Data4Democracy / assemble

NOT AN ACTIVE PROJECT -- Check readme for data sources
MIT License
36 stars 27 forks source link

Community detection using spectral matrix analysis and clustering #23

Open henripal opened 7 years ago

henripal commented 7 years ago

The idea here is to treat the graph matrix as a feature matrix and to use traditional dimension reduction/clustering techniques on these features.

An example workflow would be:

good testing ground is the twitter #far-right data.

also check out great post and tutorial by @alejandrox1 https://github.com/Data4Democracy/discursive/issues/4 https://github.com/Data4Democracy/tutorials

ashkan-leo commented 7 years ago

I can start working on this one. I'm thinking doing spectral clustering on graph Laplacian (instead of the adjacency matrix itself). How are we going to test the algorithm though? (do we have the labels?) I don't know where to find the #far-right data.

bstarling commented 7 years ago

@ashkan-leo added you to github org so I can assign this one to you. Please ping me on slack @bstarling to get the far-right data.

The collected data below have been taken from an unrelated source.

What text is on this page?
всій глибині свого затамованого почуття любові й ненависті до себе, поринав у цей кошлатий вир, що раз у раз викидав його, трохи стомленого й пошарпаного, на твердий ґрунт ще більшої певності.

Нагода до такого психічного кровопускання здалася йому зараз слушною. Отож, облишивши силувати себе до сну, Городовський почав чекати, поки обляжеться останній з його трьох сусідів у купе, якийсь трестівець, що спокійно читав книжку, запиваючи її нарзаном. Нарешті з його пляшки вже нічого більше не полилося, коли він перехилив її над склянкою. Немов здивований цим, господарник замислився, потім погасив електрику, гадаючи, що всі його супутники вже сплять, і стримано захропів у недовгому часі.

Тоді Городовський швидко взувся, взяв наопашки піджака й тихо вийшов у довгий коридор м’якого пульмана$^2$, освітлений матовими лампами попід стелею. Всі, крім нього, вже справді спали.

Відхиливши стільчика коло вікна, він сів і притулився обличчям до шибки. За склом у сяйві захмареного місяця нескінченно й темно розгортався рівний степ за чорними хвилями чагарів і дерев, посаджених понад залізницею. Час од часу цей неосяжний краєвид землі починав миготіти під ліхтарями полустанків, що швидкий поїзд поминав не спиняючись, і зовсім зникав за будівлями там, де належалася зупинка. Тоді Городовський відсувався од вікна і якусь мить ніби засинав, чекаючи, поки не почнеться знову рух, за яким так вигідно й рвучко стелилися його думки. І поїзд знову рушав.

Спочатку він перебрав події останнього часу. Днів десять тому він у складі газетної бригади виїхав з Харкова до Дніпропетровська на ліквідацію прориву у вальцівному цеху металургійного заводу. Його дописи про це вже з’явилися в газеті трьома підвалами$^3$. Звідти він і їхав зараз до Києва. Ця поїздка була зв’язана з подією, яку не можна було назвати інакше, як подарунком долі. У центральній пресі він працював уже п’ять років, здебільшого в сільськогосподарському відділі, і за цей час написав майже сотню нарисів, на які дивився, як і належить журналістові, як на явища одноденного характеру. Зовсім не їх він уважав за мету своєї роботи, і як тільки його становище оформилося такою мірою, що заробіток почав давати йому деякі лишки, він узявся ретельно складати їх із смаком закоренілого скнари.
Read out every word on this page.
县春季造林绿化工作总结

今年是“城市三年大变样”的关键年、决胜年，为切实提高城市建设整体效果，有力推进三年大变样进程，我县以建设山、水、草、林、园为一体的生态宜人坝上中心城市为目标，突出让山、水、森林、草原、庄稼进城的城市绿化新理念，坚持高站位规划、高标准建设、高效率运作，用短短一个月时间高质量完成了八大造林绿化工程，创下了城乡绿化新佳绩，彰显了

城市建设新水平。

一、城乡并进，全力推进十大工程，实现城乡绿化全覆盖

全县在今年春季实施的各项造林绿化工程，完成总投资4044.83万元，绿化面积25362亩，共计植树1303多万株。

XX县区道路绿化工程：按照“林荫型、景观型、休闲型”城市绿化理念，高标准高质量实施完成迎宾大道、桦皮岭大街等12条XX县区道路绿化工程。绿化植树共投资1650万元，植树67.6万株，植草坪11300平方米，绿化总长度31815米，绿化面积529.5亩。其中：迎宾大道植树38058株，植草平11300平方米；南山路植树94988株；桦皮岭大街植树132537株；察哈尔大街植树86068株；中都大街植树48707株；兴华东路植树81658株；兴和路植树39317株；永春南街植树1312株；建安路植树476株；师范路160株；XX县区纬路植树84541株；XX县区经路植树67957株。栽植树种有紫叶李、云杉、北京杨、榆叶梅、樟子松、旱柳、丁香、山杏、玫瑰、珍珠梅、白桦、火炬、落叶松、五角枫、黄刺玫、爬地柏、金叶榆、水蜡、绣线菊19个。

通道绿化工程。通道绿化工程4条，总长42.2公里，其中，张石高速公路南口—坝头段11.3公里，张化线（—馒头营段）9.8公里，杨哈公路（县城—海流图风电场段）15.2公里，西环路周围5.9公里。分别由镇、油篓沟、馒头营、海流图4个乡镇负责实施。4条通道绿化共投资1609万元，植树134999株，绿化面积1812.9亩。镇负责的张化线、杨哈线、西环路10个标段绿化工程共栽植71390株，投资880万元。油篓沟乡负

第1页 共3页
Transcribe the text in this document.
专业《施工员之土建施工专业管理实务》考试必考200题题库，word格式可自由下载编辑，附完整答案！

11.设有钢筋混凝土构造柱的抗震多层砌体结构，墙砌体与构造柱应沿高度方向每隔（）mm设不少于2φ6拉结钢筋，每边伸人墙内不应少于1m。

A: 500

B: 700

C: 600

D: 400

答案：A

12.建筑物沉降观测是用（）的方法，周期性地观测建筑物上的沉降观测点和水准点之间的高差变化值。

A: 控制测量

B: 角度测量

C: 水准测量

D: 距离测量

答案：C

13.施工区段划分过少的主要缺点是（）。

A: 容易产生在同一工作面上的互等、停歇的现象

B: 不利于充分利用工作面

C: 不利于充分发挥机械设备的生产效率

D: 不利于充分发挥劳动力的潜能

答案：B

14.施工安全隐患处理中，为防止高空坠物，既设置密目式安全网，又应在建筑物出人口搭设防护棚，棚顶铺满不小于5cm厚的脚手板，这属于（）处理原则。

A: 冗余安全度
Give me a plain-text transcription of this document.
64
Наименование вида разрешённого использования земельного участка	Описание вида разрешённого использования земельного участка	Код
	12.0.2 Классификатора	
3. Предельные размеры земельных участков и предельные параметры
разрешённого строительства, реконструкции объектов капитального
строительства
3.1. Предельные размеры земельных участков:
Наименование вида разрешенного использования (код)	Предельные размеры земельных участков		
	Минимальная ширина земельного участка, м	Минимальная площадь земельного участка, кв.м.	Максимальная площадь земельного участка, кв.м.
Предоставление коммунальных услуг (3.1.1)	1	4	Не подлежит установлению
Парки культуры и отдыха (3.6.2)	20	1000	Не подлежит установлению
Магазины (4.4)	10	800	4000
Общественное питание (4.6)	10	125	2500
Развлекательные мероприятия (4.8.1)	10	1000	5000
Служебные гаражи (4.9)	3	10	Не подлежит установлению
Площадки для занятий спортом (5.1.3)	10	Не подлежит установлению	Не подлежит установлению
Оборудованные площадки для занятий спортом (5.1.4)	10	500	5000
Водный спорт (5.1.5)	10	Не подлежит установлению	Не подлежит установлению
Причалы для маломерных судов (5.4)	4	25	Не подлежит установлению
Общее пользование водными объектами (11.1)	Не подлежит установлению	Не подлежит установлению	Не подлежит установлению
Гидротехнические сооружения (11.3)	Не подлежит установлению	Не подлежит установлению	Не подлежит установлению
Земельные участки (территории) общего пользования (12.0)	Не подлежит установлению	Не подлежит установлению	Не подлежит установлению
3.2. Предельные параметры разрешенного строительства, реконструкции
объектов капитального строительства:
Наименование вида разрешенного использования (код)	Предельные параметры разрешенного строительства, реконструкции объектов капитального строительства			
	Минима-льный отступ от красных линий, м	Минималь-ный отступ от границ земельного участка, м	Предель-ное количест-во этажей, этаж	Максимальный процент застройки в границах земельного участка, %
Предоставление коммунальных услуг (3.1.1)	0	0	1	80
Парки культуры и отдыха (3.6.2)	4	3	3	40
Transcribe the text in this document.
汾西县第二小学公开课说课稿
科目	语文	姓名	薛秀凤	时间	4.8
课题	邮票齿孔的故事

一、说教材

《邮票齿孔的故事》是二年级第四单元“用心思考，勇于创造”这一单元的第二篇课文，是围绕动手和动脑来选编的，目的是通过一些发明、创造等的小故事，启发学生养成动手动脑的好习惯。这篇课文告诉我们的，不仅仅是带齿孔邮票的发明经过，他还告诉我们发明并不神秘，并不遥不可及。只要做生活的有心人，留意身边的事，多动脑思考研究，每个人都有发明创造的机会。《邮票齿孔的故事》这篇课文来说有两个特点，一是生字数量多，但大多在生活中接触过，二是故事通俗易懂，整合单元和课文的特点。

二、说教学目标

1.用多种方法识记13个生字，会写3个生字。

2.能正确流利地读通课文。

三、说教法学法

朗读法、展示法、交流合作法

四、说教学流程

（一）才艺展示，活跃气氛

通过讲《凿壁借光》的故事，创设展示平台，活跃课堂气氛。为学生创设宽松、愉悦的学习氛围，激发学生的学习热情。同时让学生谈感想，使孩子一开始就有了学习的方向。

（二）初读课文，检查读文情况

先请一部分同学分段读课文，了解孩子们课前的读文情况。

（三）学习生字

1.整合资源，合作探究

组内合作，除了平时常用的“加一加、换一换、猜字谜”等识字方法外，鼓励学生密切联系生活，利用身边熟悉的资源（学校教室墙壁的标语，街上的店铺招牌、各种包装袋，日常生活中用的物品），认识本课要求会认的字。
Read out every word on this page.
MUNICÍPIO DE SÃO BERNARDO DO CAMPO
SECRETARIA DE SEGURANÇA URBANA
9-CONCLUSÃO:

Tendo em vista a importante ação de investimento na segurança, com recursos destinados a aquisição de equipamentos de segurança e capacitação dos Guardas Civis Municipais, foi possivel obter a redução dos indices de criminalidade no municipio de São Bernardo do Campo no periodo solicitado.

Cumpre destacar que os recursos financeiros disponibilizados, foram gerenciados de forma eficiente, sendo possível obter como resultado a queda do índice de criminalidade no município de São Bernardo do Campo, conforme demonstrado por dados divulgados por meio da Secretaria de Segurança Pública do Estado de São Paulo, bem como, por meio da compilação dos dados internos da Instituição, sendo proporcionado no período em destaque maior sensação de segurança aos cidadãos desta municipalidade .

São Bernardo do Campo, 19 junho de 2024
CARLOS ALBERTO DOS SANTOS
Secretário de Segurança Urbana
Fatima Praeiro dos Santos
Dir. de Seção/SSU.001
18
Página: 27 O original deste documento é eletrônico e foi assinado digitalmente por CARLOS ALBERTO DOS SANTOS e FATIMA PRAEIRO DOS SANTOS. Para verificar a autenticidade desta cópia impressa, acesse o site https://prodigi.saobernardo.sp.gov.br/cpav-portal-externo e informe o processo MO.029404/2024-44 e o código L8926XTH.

henripal commented 7 years ago

@ashkan-leo we don't have labels. How to evaluate the results is a great question. We could be rank users (by number of followers or PageRank) then try to manually identify some communities using the top ranked users as a guideline & comparing to the algorithmically generated communities?

gvdr commented 7 years ago

Hi all.

My personal taste for large scale linear algebra problems is to first give it a go with Julia. The base svds is as powerful as I like it. shttp://docs.julialang.org/en/stable/stdlib/linalg/#Base.svds

We also have improved algos for large networks through https://github.com/nassarhuda/MatrixNetworks.jl and https://github.com/JuliaGraphs/LightGraphs.jl

gvdr commented 7 years ago

e.g., truncated SVD (10 singular values computed) on a sparse 45600x45600 matrix on my laptop: 16.078000 seconds (3.13 M allocations: 1.117 GB, 0.80% gc time)

henripal commented 7 years ago

@gvdr I'm prototyping in julia as well and love it; but definitely not a problem if anyone else want to prototype in their favorite language either at this stage, I guess?

gvdr commented 7 years ago

Absolutely! I was thinking in terms of infrastructures: if we end setting up a virtual environment where to do analysis (wherever it is) let's make it open to Julia as well, not only python and R ;-)

bstarling commented 7 years ago

I reached out to the eventador folks about adding Julia kernel to the exiting notebook (they already added R). Next question will probably be in regards to packaging. Do you have a list of most common that you would want pre install you can post in channel or DM me? FYI domino who has donated compute infrastructure has Julia kernel as well.

JoeMcEwen commented 6 years ago

Curious, is this still being worked on? I am interested in helping.